Реальная проблема повести «Дмитровкатасов» — в её смысловой перспективе: это план недостроенного города, загружающаяся локация видеоигры, серверная комната ожидания, где были, но не бывают люди. Пейзаж ума, выдрессированный умом — и вычеркнувший из себя человека; формалистский кувырок, не обнаруживающий выхода к пластике, рокоту, глубине.
Только в этом, пожалуй, и видна симптоматика дебюта; остальные черты заштрихованы. «Дмитровкатасов» проходится мирным катком по игре с узнаваниями (завод плавленых сырков, пьяные вагоны) и предлагает шараду, которую невозможно разгадать. Герметические описания зацикливаются на себе же и выдают заместо финала — дубликат начала («Я? Ну смотри. Ты помнишь про мыло?»).
Повесть Склярского легко способна ввести в ступор — и тяжело разочаровать: кладовая фокусника с дохлыми кроликами и голубиными перьями. Не хватает личного присутствия, осмысленной борьбы за сюжет, прилежного трагикомизма; мы собрали декорации, но не выждали авантюру. Сказывается поэтическое чутьё, которое у Склярского в почёте. Неминуемо соглашаешься с Чуковским, писавшем о раннем Бунине: «Этим полу-элегиям, полу-новеллам, зыбким, забываемым, смутным, не хватало железа и камня»3.
Другими словами, перед нами лаборатория метода, алхимический водевиль на два голоска. Есть читающий — и есть пишущий: которому только предстоит раскрыть глаза и осознать сюжет. Осознать необходимую, суверенную грузность высказываемого; прийти за кавычками и упразднить многоточия. Дебют Ильи Склярского не опаляет нас жаром эпигонств, но — говорит о возможностях, лежащих за этим слогом, этим мировосприятием.

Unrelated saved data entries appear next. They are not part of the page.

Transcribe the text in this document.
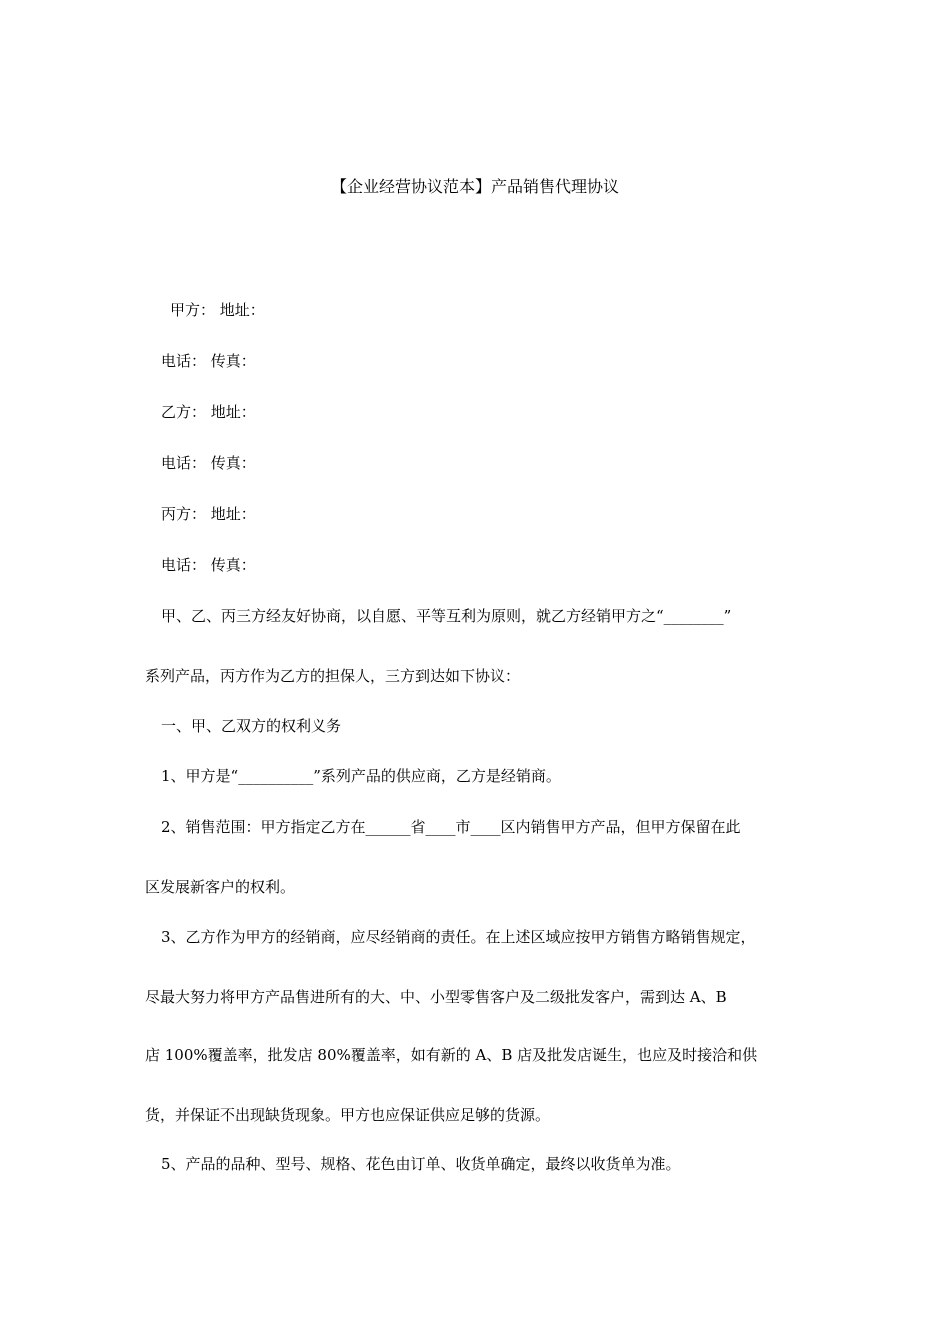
【企业经营协议范本】产品销售代理协议
甲方： 地址：
电话： 传真：
乙方： 地址：
电话： 传真：
丙方： 地址：
电话： 传真：
甲、乙、丙三方经友好协商，以自愿、平等互利为原则，就乙方经销甲方之“________”
系列产品，丙方作为乙方的担保人，三方到达如下协议：
一、甲、乙双方的权利义务
1、甲方是“__________”系列产品的供应商，乙方是经销商。
2、销售范围：甲方指定乙方在______省____市____区内销售甲方产品，但甲方保留在此
区发展新客户的权利。
3、乙方作为甲方的经销商，应尽经销商的责任。在上述区域应按甲方销售方略销售规定，
尽最大努力将甲方产品售进所有的大、中、小型零售客户及二级批发客户，需到达 A、B
店 100%覆盖率，批发店 80%覆盖率，如有新的 A、B 店及批发店诞生，也应及时接洽和供
货，并保证不出现缺货现象。甲方也应保证供应足够的货源。
5、产品的品种、型号、规格、花色由订单、收货单确定，最终以收货单为准。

Ведь, правды ради, где здесь игра в заимствования? Ассоциации сброшены во тьму, и компаративистская удаль считана за пляски святого Витта. Илья Склярский — сам себе живая партитура: исполнитель, дирижёр, тень виолончелиста. «Дмитровкатасов» есть повесть о городе, повесть о студенчестве, повесть о любви и повесть о молодости — обо всём, что нуждается в признании и боится оседлости.
Ждём, получается, твёрдой почвы — и понурого железа; язык, собравший так много и так мало, уместивший в пределах камерной трапезы целую бамбочаду, не может не интриговать. Мы заведомо убеждены в карнавальной ловкости; осталось дождаться темы. Проблема Катасова не в том, что он писатель, живущий среди писателей; ведь не все ли мы люди, живущие среди людей?
Проблема Катасова ровно в том, что он признаёт деталь, но не признаёт целости. Этакая, знаете, стратегия Холмса, прокрученная задом наперёд. Сюжет, блуждающий вокруг мыла, утверждающий скользкую дорожку нравов, можно развить лишь двумя путями: путём революции и путём эскапизма. Чак Паланик из мыловарения выдумал идеологию поколения; Илья Склярский увидел в мыле останки романтизма и чёрную поэтическую чувственность.
Дадим этим фрагментам, крикам, оползням разойтись по углам; дадим и этому дебюту очаровать, своевременно удивить — чтобы позже оформиться границами. Камень и железо подоспеют; тема, как и огрехи бытия, не минует авторского чутья. Другое дело, что мы, читающие, вольны услышать нечто иное. Впрочем, что до нас, когда есть слова на бумаге?